18. ENTIRE AGREEMENT: It is hereby further understood and agreed that the express terms of the Company’s scope of work and
the Company’s Terms and Conditions constitute the entire agreement between Customer and Company and there are no other
agreements, representations, or understandings between Company and Customer relating to the scope of work or the Services to be
performed by the Company in accordance therewith, and that all agreements, representations, and understandings of the parties with
the respect to the Services to be performed by the Company are merged with and superseded the terms of the scope of work and these
Terms and Conditions. No provisions of the Company’s scope of work or the Company’s Terms and Conditions may be waived,
altered, or modified in any manner unless the same shall be set forth in writing and signed by duly authorized officer of Company.
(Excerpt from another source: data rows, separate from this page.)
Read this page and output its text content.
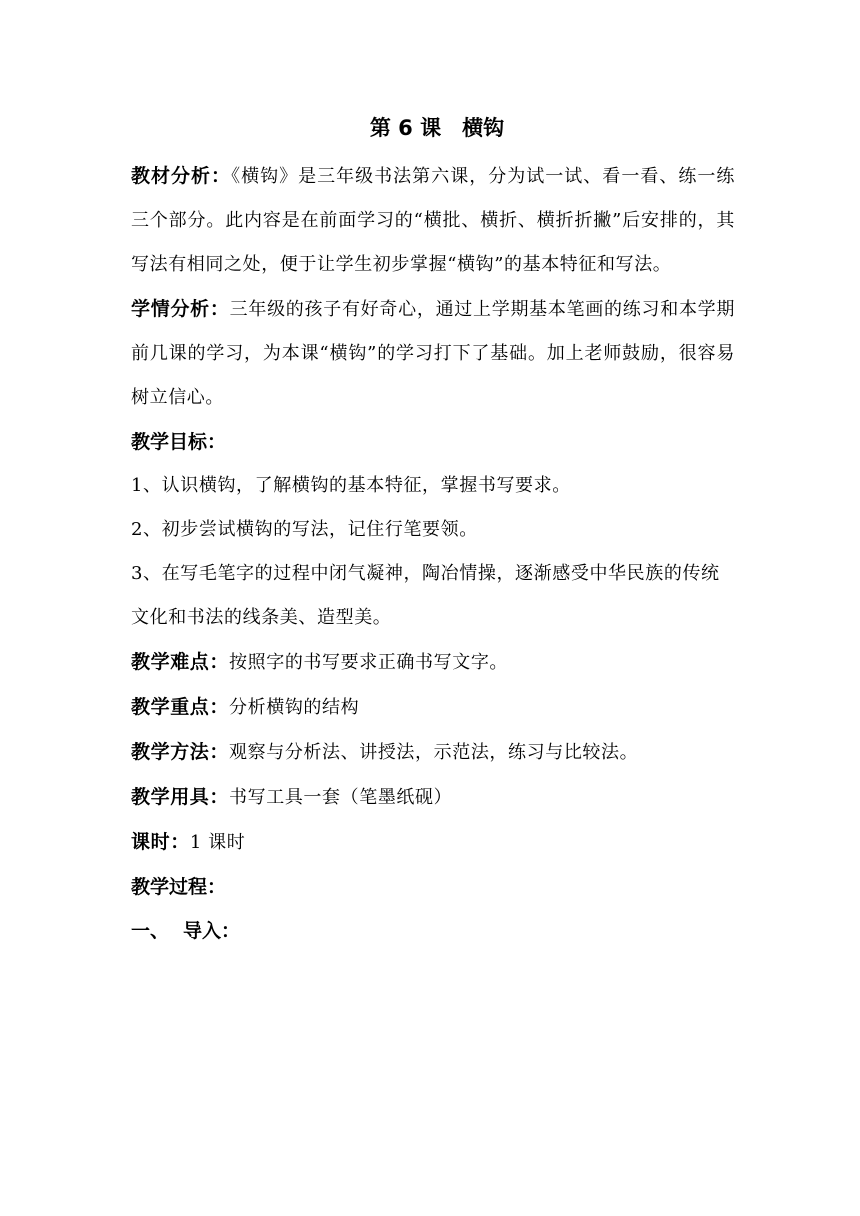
第 6 课　横钩

教材分析：《横钩》是三年级书法第六课，分为试一试、看一看、练一练三个部分。此内容是在前面学习的“横批、横折、横折折撇”后安排的，其写法有相同之处，便于让学生初步掌握“横钩”的基本特征和写法。

学情分析：三年级的孩子有好奇心，通过上学期基本笔画的练习和本学期前几课的学习，为本课“横钩”的学习打下了基础。加上老师鼓励，很容易树立信心。

教学目标：

1、认识横钩，了解横钩的基本特征，掌握书写要求。

2、初步尝试横钩的写法，记住行笔要领。

3、在写毛笔字的过程中闭气凝神，陶冶情操，逐渐感受中华民族的传统文化和书法的线条美、造型美。

教学难点：按照字的书写要求正确书写文字。

教学重点：分析横钩的结构

教学方法：观察与分析法、讲授法，示范法，练习与比较法。

教学用具：书写工具一套（笔墨纸砚）

课时：1 课时

教学过程：

一、 导入：
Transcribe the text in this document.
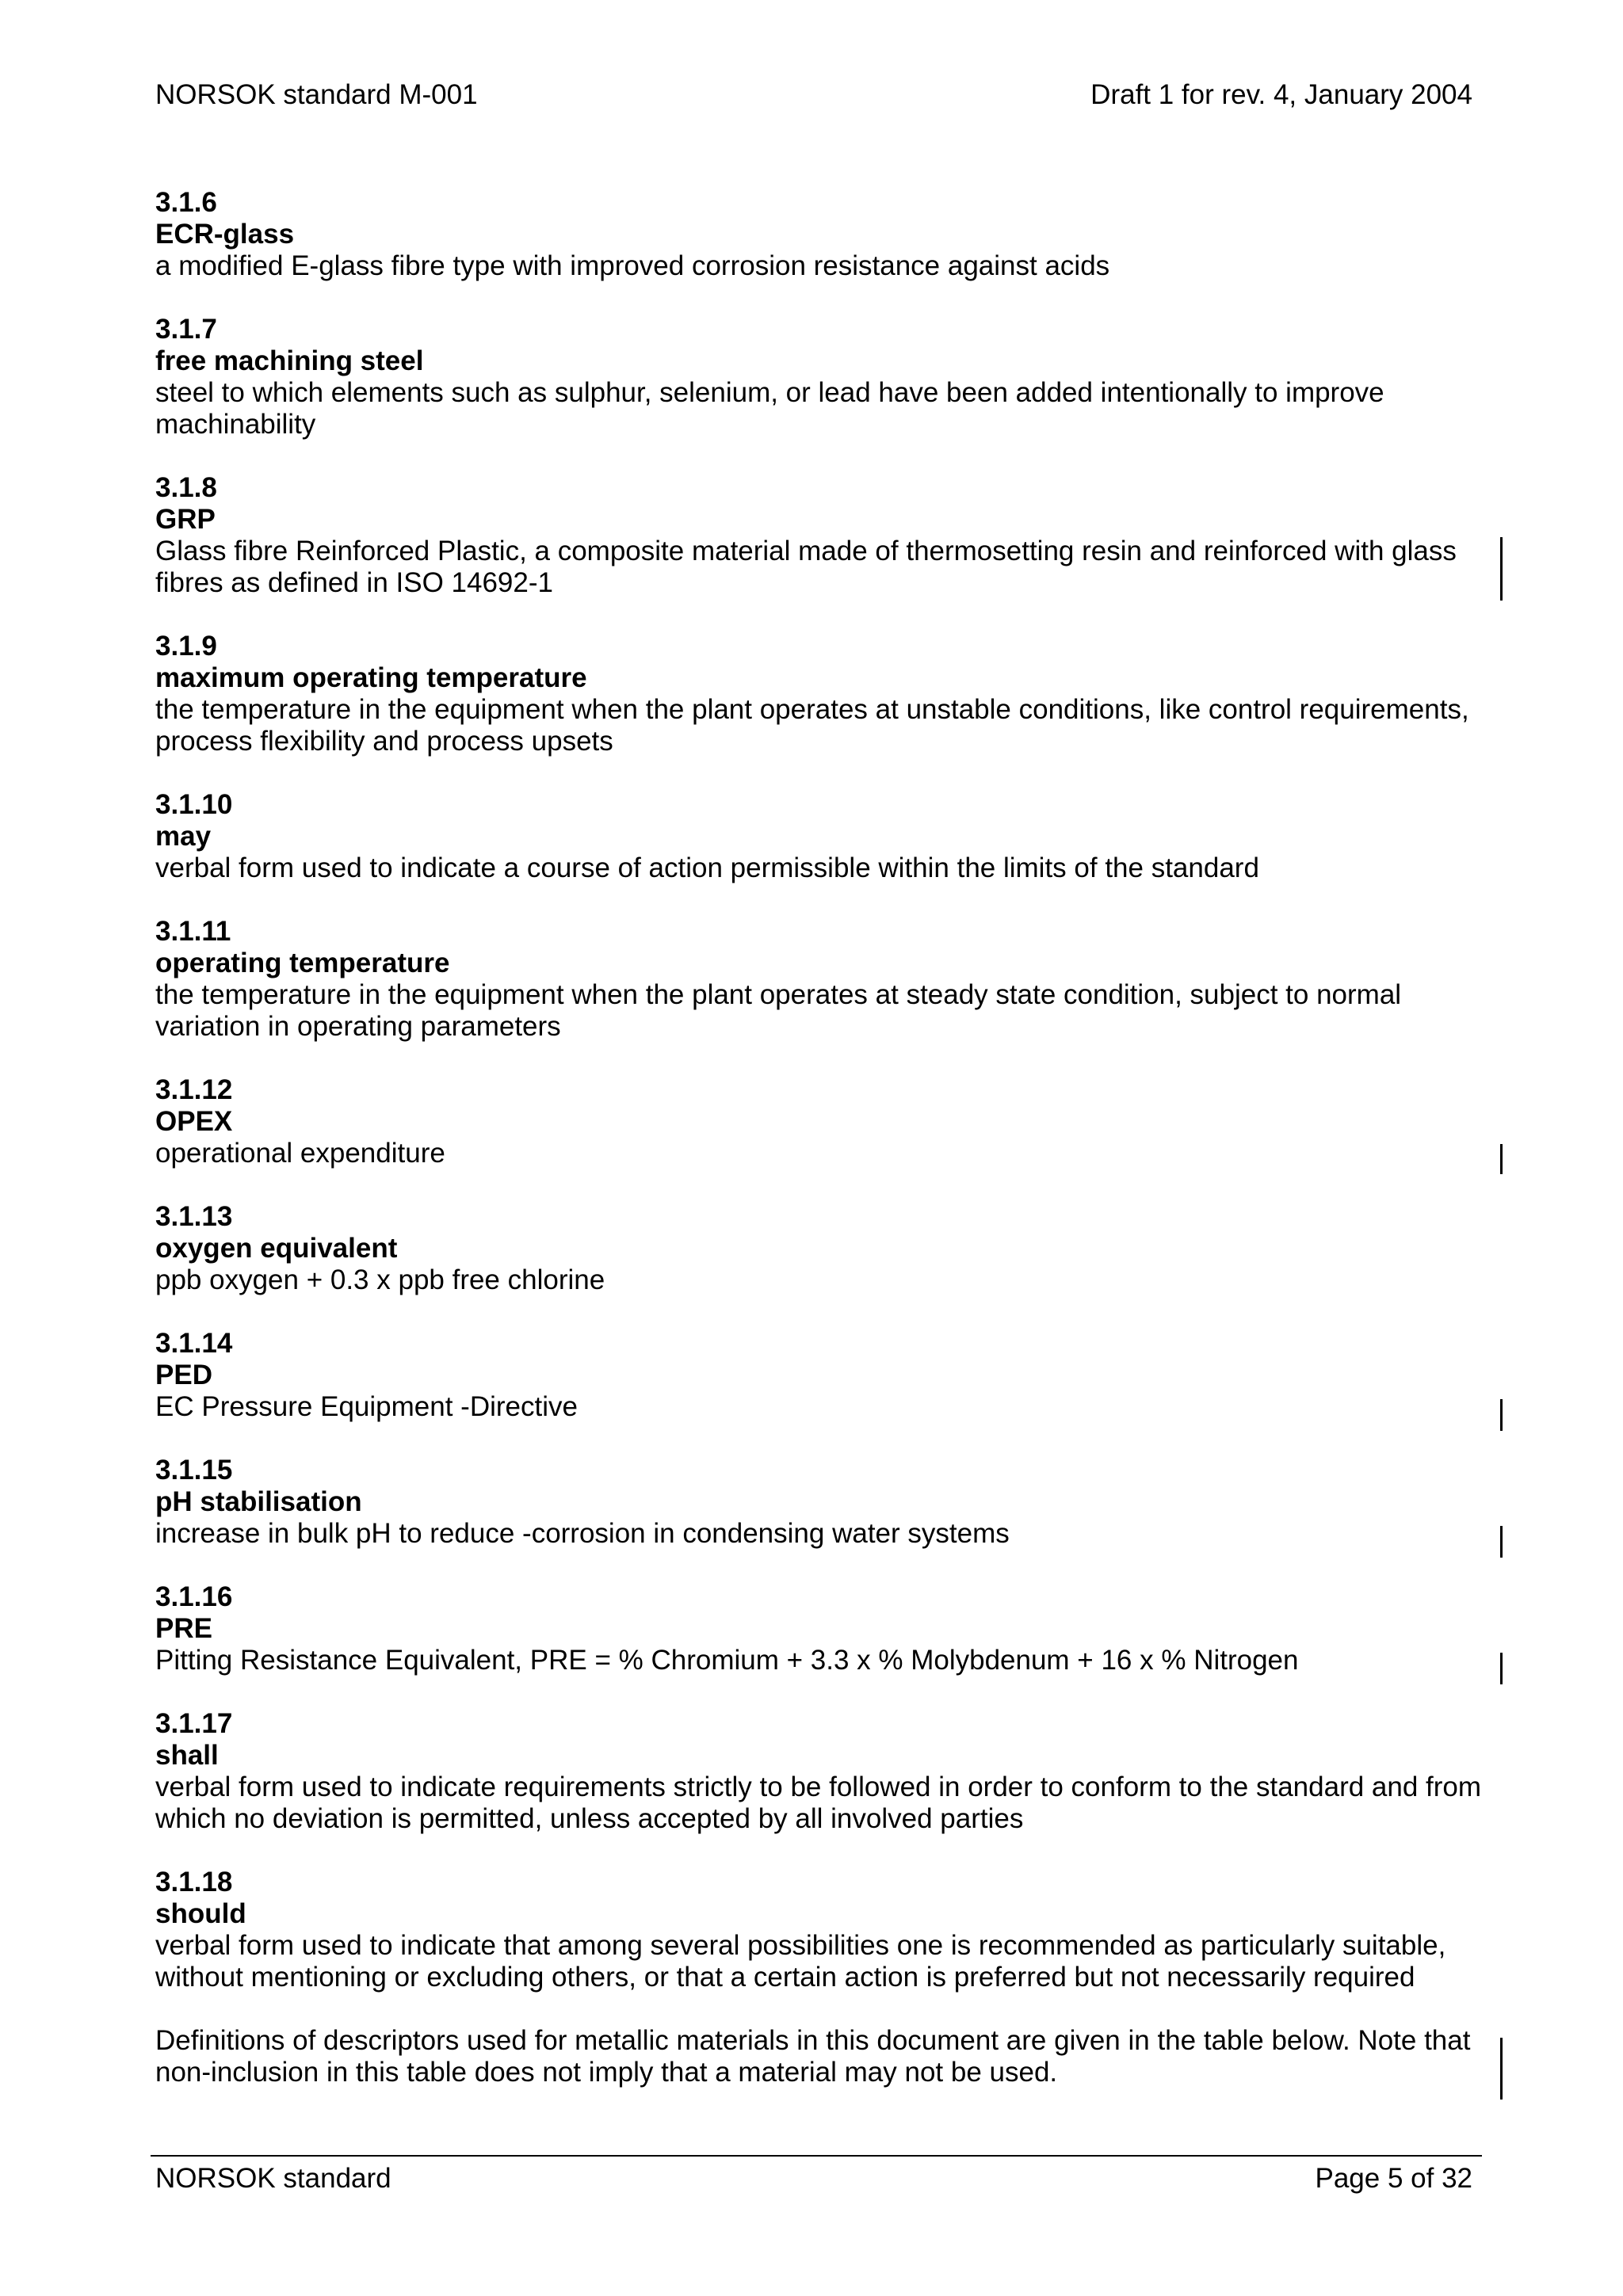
NORSOK standard M-001	Draft 1 for rev. 4, January 2004
3.1.6
ECR-glass
a modified E-glass fibre type with improved corrosion resistance against acids
3.1.7
free machining steel
steel to which elements such as sulphur, selenium, or lead have been added intentionally to improve
machinability
3.1.8
GRP
Glass fibre Reinforced Plastic, a composite material made of thermosetting resin and reinforced with glass
fibres as defined in ISO 14692-1
3.1.9
maximum operating temperature
the temperature in the equipment when the plant operates at unstable conditions, like control requirements,
process flexibility and process upsets
3.1.10
may
verbal form used to indicate a course of action permissible within the limits of the standard
3.1.11
operating temperature
the temperature in the equipment when the plant operates at steady state condition, subject to normal
variation in operating parameters
3.1.12
OPEX
operational expenditure
3.1.13
oxygen equivalent
ppb oxygen + 0.3 x ppb free chlorine
3.1.14
PED
EC Pressure Equipment -Directive
3.1.15
pH stabilisation
increase in bulk pH to reduce -corrosion in condensing water systems
3.1.16
PRE
Pitting Resistance Equivalent, PRE = % Chromium + 3.3 x % Molybdenum + 16 x % Nitrogen
3.1.17
shall
verbal form used to indicate requirements strictly to be followed in order to conform to the standard and from
which no deviation is permitted, unless accepted by all involved parties
3.1.18
should
verbal form used to indicate that among several possibilities one is recommended as particularly suitable,
without mentioning or excluding others, or that a certain action is preferred but not necessarily required
Definitions of descriptors used for metallic materials in this document are given in the table below. Note that
non-inclusion in this table does not imply that a material may not be used.
NORSOK standard	Page 5 of 32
In
the event that any purchase order, requisition, or provision, term or condition which is in addition to or inconsistent with any
provisions herein, no inconsistent provision, terms, or conditions shall be deemed to have been tacitly accepted by the Company by
reason of the Company’s commencement of Services pursuant to any such purchase order, requisition, or other authorization to
proceed. The Company’s Terms and Conditions shall supersede any such purchase order, requisition, or other authorization to proceed.
19. GOVERNING LAW: It is expressly agreed and stipulated that this contract shall be deemed to have been made and to be
performed in the State of Florida, and all questions concerning the validity, interpretation, or performance of any of its terms or
provisions, or of any rights or obligations of the parties hereto shall be governed by and resolved in accordance with the laws of said
State. The parties hereto agree that any suit, dispute, or action brought pursuant to this agreement shall be brought exclusively in the
Ninth Judicial Circuit Court of the County of Orange in the State of Florida.